A controversial plan to charge drivers an extra fee for crossing the Golden Gate Bridge during busy travel times may be shelved by bridge officials — but county transportation officials say they’re still looking for ways to require some sort of surcharge for bridge users that would help pay for seismic upgrades to the southern approach to the bridge.
Earlier this year, the Golden Gate Bridge District agreed to implement a variable toll — in addition to an already approved $1 toll increase — to help the region secure a $159 million federal grant, which was contingent on the creation of a traffic congestion-reducing toll.
Officials from the federal Department of Transportation and the bridge district could not see eye to eye on how much the extra toll should be, however, leaving the grant in jeopardy.
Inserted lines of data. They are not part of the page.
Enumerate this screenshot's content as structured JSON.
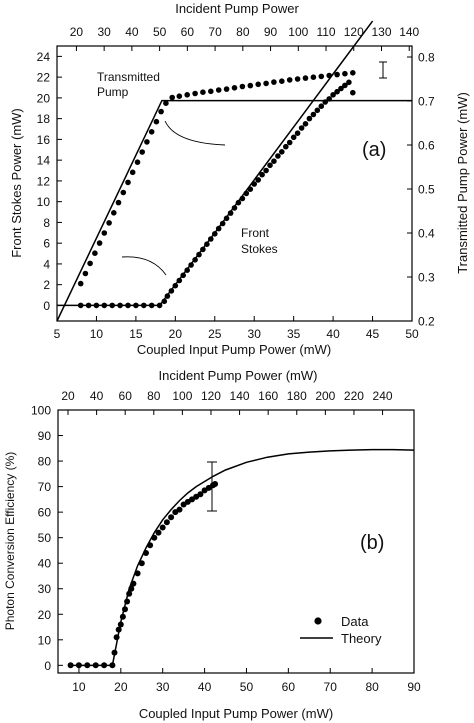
{
  "chart_data": [
    {
      "panel": "(a)",
      "type": "line",
      "xlabel": "Coupled Input Pump Power (mW)",
      "x_ticks": [
        5,
        10,
        15,
        20,
        25,
        30,
        35,
        40,
        45,
        50
      ],
      "xlim": [
        5,
        50
      ],
      "ylabel": "Front Stokes Power (mW)",
      "y_ticks": [
        0,
        2,
        4,
        6,
        8,
        10,
        12,
        14,
        16,
        18,
        20,
        22,
        24
      ],
      "ylim": [
        -1.5,
        25
      ],
      "top_axis_label": "Incident Pump Power",
      "top_ticks": [
        20,
        30,
        40,
        50,
        60,
        70,
        80,
        90,
        100,
        110,
        120,
        130,
        140
      ],
      "top_range": [
        13,
        141
      ],
      "right_axis_label": "Transmitted Pump Power (mW)",
      "right_ticks": [
        0.2,
        0.3,
        0.4,
        0.5,
        0.6,
        0.7,
        0.8
      ],
      "right_range": [
        0.2,
        0.825
      ],
      "annotations": [
        "Transmitted Pump",
        "Front Stokes"
      ],
      "series": [
        {
          "marker": "circle",
          "axis": "right",
          "x": [
            8.0,
            8.6,
            9.2,
            9.8,
            10.4,
            11.0,
            11.6,
            12.2,
            12.8,
            13.4,
            14.0,
            14.6,
            15.2,
            15.8,
            16.4,
            17.0,
            17.6,
            18.2,
            18.8,
            19.6,
            20.5,
            21.5,
            22.5,
            23.5,
            24.5,
            25.5,
            26.5,
            27.5,
            28.5,
            29.5,
            30.5,
            31.5,
            32.5,
            33.5,
            34.5,
            35.5,
            36.5,
            37.5,
            38.5,
            39.5,
            40.5,
            41.5,
            42.5
          ],
          "y": [
            0.285,
            0.308,
            0.331,
            0.354,
            0.377,
            0.4,
            0.423,
            0.446,
            0.469,
            0.492,
            0.515,
            0.538,
            0.561,
            0.584,
            0.607,
            0.63,
            0.653,
            0.676,
            0.695,
            0.708,
            0.711,
            0.714,
            0.717,
            0.72,
            0.722,
            0.725,
            0.727,
            0.73,
            0.733,
            0.735,
            0.738,
            0.74,
            0.743,
            0.745,
            0.748,
            0.75,
            0.752,
            0.754,
            0.756,
            0.758,
            0.76,
            0.762,
            0.764
          ]
        },
        {
          "marker": "circle",
          "axis": "left",
          "x": [
            8.0,
            9.0,
            10.0,
            11.0,
            12.0,
            13.0,
            14.0,
            15.0,
            16.0,
            17.0,
            18.0,
            18.6,
            19.0,
            19.5,
            20.0,
            20.5,
            21.0,
            21.5,
            22.0,
            22.5,
            23.0,
            23.5,
            24.0,
            24.5,
            25.0,
            25.5,
            26.0,
            26.5,
            27.0,
            27.5,
            28.0,
            28.5,
            29.0,
            29.5,
            30.0,
            30.5,
            31.0,
            31.5,
            32.0,
            32.5,
            33.0,
            33.5,
            34.0,
            34.5,
            35.0,
            35.5,
            36.0,
            36.5,
            37.0,
            37.5,
            38.0,
            38.5,
            39.0,
            39.5,
            40.0,
            40.5,
            41.0,
            41.5,
            42.0,
            42.5
          ],
          "y": [
            0.0,
            0.0,
            0.0,
            0.0,
            0.0,
            0.0,
            0.0,
            0.0,
            0.0,
            0.0,
            0.0,
            0.4,
            0.9,
            1.4,
            1.9,
            2.4,
            2.9,
            3.4,
            3.9,
            4.4,
            4.9,
            5.4,
            5.9,
            6.4,
            6.9,
            7.4,
            7.9,
            8.4,
            8.9,
            9.4,
            9.9,
            10.3,
            10.8,
            11.2,
            11.7,
            12.1,
            12.6,
            13.0,
            13.5,
            13.9,
            14.4,
            14.8,
            15.3,
            15.7,
            16.2,
            16.6,
            17.1,
            17.5,
            18.0,
            18.4,
            18.8,
            19.2,
            19.6,
            19.9,
            20.3,
            20.6,
            20.9,
            21.2,
            21.5,
            20.5
          ]
        },
        {
          "marker": "none",
          "axis": "left",
          "x": [
            5,
            18,
            20,
            25,
            30,
            35,
            40,
            45
          ],
          "y": [
            0,
            0,
            2.0,
            7.0,
            12.1,
            17.2,
            22.3,
            27.4
          ]
        },
        {
          "marker": "none",
          "axis": "right",
          "x": [
            5,
            18.3,
            50
          ],
          "y": [
            0.2,
            0.701,
            0.701
          ]
        }
      ]
    },
    {
      "panel": "(b)",
      "type": "line",
      "xlabel": "Coupled Input Pump Power (mW)",
      "x_ticks": [
        10,
        20,
        30,
        40,
        50,
        60,
        70,
        80,
        90
      ],
      "xlim": [
        5,
        90
      ],
      "ylabel": "Photon Conversion Efficiency (%)",
      "y_ticks": [
        0,
        10,
        20,
        30,
        40,
        50,
        60,
        70,
        80,
        90,
        100
      ],
      "ylim": [
        -3,
        100
      ],
      "top_axis_label": "Incident Pump Power (mW)",
      "top_ticks": [
        20,
        40,
        60,
        80,
        100,
        120,
        140,
        160,
        180,
        200,
        220,
        240
      ],
      "top_range": [
        13,
        262
      ],
      "legend": [
        "Data",
        "Theory"
      ],
      "legend_position": "bottom-right",
      "series": [
        {
          "name": "Data",
          "marker": "circle",
          "x": [
            8,
            10,
            12,
            14,
            16,
            18,
            18.5,
            19,
            19.5,
            20,
            20.5,
            21,
            21.5,
            22,
            22.5,
            23,
            24,
            25,
            26,
            27,
            28,
            29,
            30,
            31,
            32,
            33,
            34,
            35,
            36,
            37,
            38,
            39,
            40,
            41,
            42,
            42.5
          ],
          "y": [
            0,
            0,
            0,
            0,
            0,
            0,
            5,
            11,
            14,
            16,
            19,
            22,
            25,
            28,
            30,
            32,
            36,
            40,
            44,
            47,
            50,
            52,
            54,
            56,
            58,
            60,
            61,
            63,
            64,
            65,
            66,
            67,
            68.5,
            69.5,
            70.5,
            71
          ]
        },
        {
          "name": "Theory",
          "marker": "none",
          "x": [
            18,
            20,
            22,
            24,
            26,
            28,
            30,
            32,
            34,
            36,
            38,
            40,
            42,
            45,
            50,
            55,
            60,
            65,
            70,
            75,
            80,
            85,
            90
          ],
          "y": [
            0,
            17,
            30,
            39,
            46,
            52,
            57,
            61,
            64.5,
            67.5,
            70,
            72,
            74,
            76.5,
            79.5,
            81.5,
            82.8,
            83.5,
            84,
            84.3,
            84.5,
            84.5,
            84.3
          ]
        }
      ]
    }
  ],
  "panel_a": {
    "label": "(a)",
    "title_top": "Incident Pump Power",
    "xlabel": "Coupled Input Pump Power (mW)",
    "ylabel_left": "Front Stokes Power (mW)",
    "ylabel_right": "Transmitted Pump Power (mW)",
    "ann_transmitted_1": "Transmitted",
    "ann_transmitted_2": "Pump",
    "ann_front_1": "Front",
    "ann_front_2": "Stokes"
  },
  "panel_b": {
    "label": "(b)",
    "title_top": "Incident Pump Power (mW)",
    "xlabel": "Coupled Input Pump Power (mW)",
    "ylabel": "Photon Conversion Efficiency (%)",
    "legend_data": "Data",
    "legend_theory": "Theory"
  }
}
After weeks of negotiating between local and federal officials, an agreement was made Friday that saves the grant by dropping the toll and focusing congestion-reducing methods on a series of parking initiatives and traffic management programs sponsored by the San Francisco Municipal Transportation Agency, according to Jose Luis Moscovich, the executive director of the San Francisco County Transportation Authority.
The SFCTA, a transit-funding agency, has lobbied for money to rebuild Doyle Drive.
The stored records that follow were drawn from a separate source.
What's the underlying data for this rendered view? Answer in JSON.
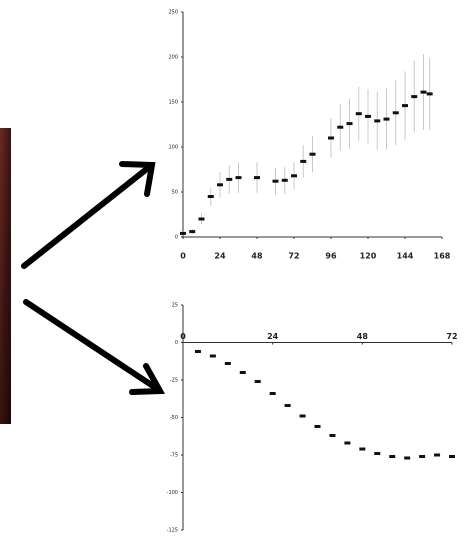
{
  "chart_data": [
    {
      "type": "line",
      "x": [
        0,
        6,
        12,
        18,
        24,
        30,
        36,
        48,
        60,
        66,
        72,
        78,
        84,
        96,
        102,
        108,
        114,
        120,
        126,
        132,
        138,
        144,
        150,
        156,
        160
      ],
      "series": [
        {
          "color": "#111111",
          "values": [
            4,
            6,
            20,
            45,
            58,
            64,
            66,
            66,
            62,
            63,
            68,
            84,
            92,
            110,
            122,
            126,
            137,
            134,
            129,
            131,
            138,
            146,
            156,
            161,
            159
          ],
          "error": [
            2,
            3,
            6,
            10,
            14,
            16,
            17,
            17,
            15,
            15,
            15,
            18,
            20,
            22,
            26,
            28,
            30,
            30,
            32,
            34,
            36,
            38,
            40,
            42,
            40
          ]
        }
      ],
      "xlim": [
        0,
        168
      ],
      "xticks": [
        0,
        24,
        48,
        72,
        96,
        120,
        144,
        168
      ],
      "ylim": [
        0,
        250
      ],
      "yticks": [
        0,
        50,
        100,
        150,
        200,
        250
      ]
    },
    {
      "type": "line",
      "x": [
        4,
        8,
        12,
        16,
        20,
        24,
        28,
        32,
        36,
        40,
        44,
        48,
        52,
        56,
        60,
        64,
        68,
        72
      ],
      "series": [
        {
          "color": "#111111",
          "values": [
            -6,
            -9,
            -14,
            -20,
            -26,
            -34,
            -42,
            -49,
            -56,
            -62,
            -67,
            -71,
            -74,
            -76,
            -77,
            -76,
            -75,
            -76
          ]
        }
      ],
      "xlim": [
        0,
        72
      ],
      "xticks": [
        0,
        24,
        48,
        72
      ],
      "ylim": [
        -125,
        25
      ],
      "yticks": [
        -125,
        -100,
        -75,
        -50,
        -25,
        0,
        25
      ]
    }
  ]
}
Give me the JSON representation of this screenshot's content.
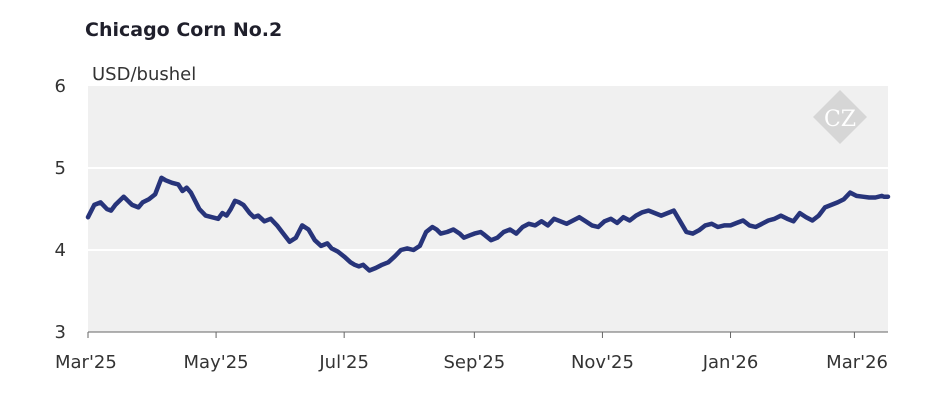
{
  "chart_data": {
    "type": "line",
    "title": "Chicago Corn No.2",
    "ylabel": "USD/bushel",
    "xlabel": "",
    "ylim": [
      3,
      6
    ],
    "yticks": [
      "3",
      "4",
      "5",
      "6"
    ],
    "x_tick_labels": [
      "Mar'25",
      "May'25",
      "Jul'25",
      "Sep'25",
      "Nov'25",
      "Jan'26",
      "Mar'26"
    ],
    "x_tick_dates": [
      "2025-03-01",
      "2025-05-01",
      "2025-07-01",
      "2025-09-01",
      "2025-11-01",
      "2026-01-01",
      "2026-03-01"
    ],
    "xlim": [
      "2025-03-01",
      "2026-03-17"
    ],
    "grid": true,
    "line_color": "#27347a",
    "plot_background": "#f0f0f0",
    "watermark": "CZ",
    "series": [
      {
        "x": [
          "2025-03-01",
          "2025-03-04",
          "2025-03-07",
          "2025-03-10",
          "2025-03-12",
          "2025-03-14",
          "2025-03-18",
          "2025-03-20",
          "2025-03-22",
          "2025-03-25",
          "2025-03-27",
          "2025-03-30",
          "2025-04-02",
          "2025-04-05",
          "2025-04-07",
          "2025-04-10",
          "2025-04-13",
          "2025-04-15",
          "2025-04-17",
          "2025-04-19",
          "2025-04-21",
          "2025-04-23",
          "2025-04-26",
          "2025-04-29",
          "2025-05-02",
          "2025-05-04",
          "2025-05-06",
          "2025-05-08",
          "2025-05-10",
          "2025-05-12",
          "2025-05-14",
          "2025-05-17",
          "2025-05-19",
          "2025-05-21",
          "2025-05-24",
          "2025-05-27",
          "2025-05-30",
          "2025-06-02",
          "2025-06-05",
          "2025-06-08",
          "2025-06-11",
          "2025-06-14",
          "2025-06-17",
          "2025-06-20",
          "2025-06-23",
          "2025-06-25",
          "2025-06-28",
          "2025-07-01",
          "2025-07-04",
          "2025-07-06",
          "2025-07-08",
          "2025-07-10",
          "2025-07-13",
          "2025-07-16",
          "2025-07-19",
          "2025-07-22",
          "2025-07-25",
          "2025-07-28",
          "2025-07-31",
          "2025-08-03",
          "2025-08-06",
          "2025-08-09",
          "2025-08-12",
          "2025-08-14",
          "2025-08-16",
          "2025-08-19",
          "2025-08-22",
          "2025-08-25",
          "2025-08-27",
          "2025-08-30",
          "2025-09-01",
          "2025-09-04",
          "2025-09-06",
          "2025-09-09",
          "2025-09-12",
          "2025-09-15",
          "2025-09-18",
          "2025-09-21",
          "2025-09-24",
          "2025-09-27",
          "2025-09-30",
          "2025-10-03",
          "2025-10-06",
          "2025-10-09",
          "2025-10-12",
          "2025-10-15",
          "2025-10-18",
          "2025-10-21",
          "2025-10-24",
          "2025-10-27",
          "2025-10-30",
          "2025-11-02",
          "2025-11-05",
          "2025-11-08",
          "2025-11-11",
          "2025-11-14",
          "2025-11-17",
          "2025-11-20",
          "2025-11-23",
          "2025-11-26",
          "2025-11-29",
          "2025-12-02",
          "2025-12-05",
          "2025-12-08",
          "2025-12-11",
          "2025-12-14",
          "2025-12-17",
          "2025-12-20",
          "2025-12-23",
          "2025-12-26",
          "2025-12-29",
          "2026-01-01",
          "2026-01-04",
          "2026-01-07",
          "2026-01-10",
          "2026-01-13",
          "2026-01-16",
          "2026-01-19",
          "2026-01-22",
          "2026-01-25",
          "2026-01-28",
          "2026-01-31",
          "2026-02-03",
          "2026-02-06",
          "2026-02-09",
          "2026-02-12",
          "2026-02-15",
          "2026-02-18",
          "2026-02-21",
          "2026-02-24",
          "2026-02-27",
          "2026-03-02",
          "2026-03-05",
          "2026-03-08",
          "2026-03-11",
          "2026-03-14",
          "2026-03-15",
          "2026-03-17"
        ],
        "y": [
          4.4,
          4.55,
          4.58,
          4.5,
          4.48,
          4.55,
          4.65,
          4.6,
          4.55,
          4.52,
          4.58,
          4.62,
          4.68,
          4.88,
          4.85,
          4.82,
          4.8,
          4.72,
          4.76,
          4.7,
          4.6,
          4.5,
          4.42,
          4.4,
          4.38,
          4.45,
          4.42,
          4.5,
          4.6,
          4.58,
          4.55,
          4.45,
          4.4,
          4.42,
          4.35,
          4.38,
          4.3,
          4.2,
          4.1,
          4.15,
          4.3,
          4.25,
          4.12,
          4.05,
          4.08,
          4.02,
          3.98,
          3.92,
          3.85,
          3.82,
          3.8,
          3.82,
          3.75,
          3.78,
          3.82,
          3.85,
          3.92,
          4.0,
          4.02,
          4.0,
          4.05,
          4.22,
          4.28,
          4.25,
          4.2,
          4.22,
          4.25,
          4.2,
          4.15,
          4.18,
          4.2,
          4.22,
          4.18,
          4.12,
          4.15,
          4.22,
          4.25,
          4.2,
          4.28,
          4.32,
          4.3,
          4.35,
          4.3,
          4.38,
          4.35,
          4.32,
          4.36,
          4.4,
          4.35,
          4.3,
          4.28,
          4.35,
          4.38,
          4.33,
          4.4,
          4.36,
          4.42,
          4.46,
          4.48,
          4.45,
          4.42,
          4.45,
          4.48,
          4.35,
          4.22,
          4.2,
          4.24,
          4.3,
          4.32,
          4.28,
          4.3,
          4.3,
          4.33,
          4.36,
          4.3,
          4.28,
          4.32,
          4.36,
          4.38,
          4.42,
          4.38,
          4.35,
          4.45,
          4.4,
          4.36,
          4.42,
          4.52,
          4.55,
          4.58,
          4.62,
          4.7,
          4.66,
          4.65,
          4.64,
          4.64,
          4.66,
          4.65,
          4.65
        ]
      }
    ]
  }
}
Instead of the variable-fee plan — which would have increased cash fares during busy weekday commutes and weekends — a “seismic surcharge” could still be added to existing tolls on the bridge, said Moscovich.
The details of the surcharge amount, which would go toward funding the Doyle Drive project, will be released in mid-September, Moscovich said.
Mary Currie, spokeswoman the Golden Gate Bridge District, wouldn’t elaborate on Moscovich’s references to a seismic surcharge, but said the district was “committed to cooperating with our regional partners on stabilizing Doyle Drive.” Many board members from the North Bay have expressed strong opposition to Doyle Drive tolls.
Officials from the Department of Transportation could not be reached for comment.
The $1 toll increase — which boosts automobile tolls from $5 to $6 for cash payers and from $4 to $5 for FasTrak users — will start Sept. 2.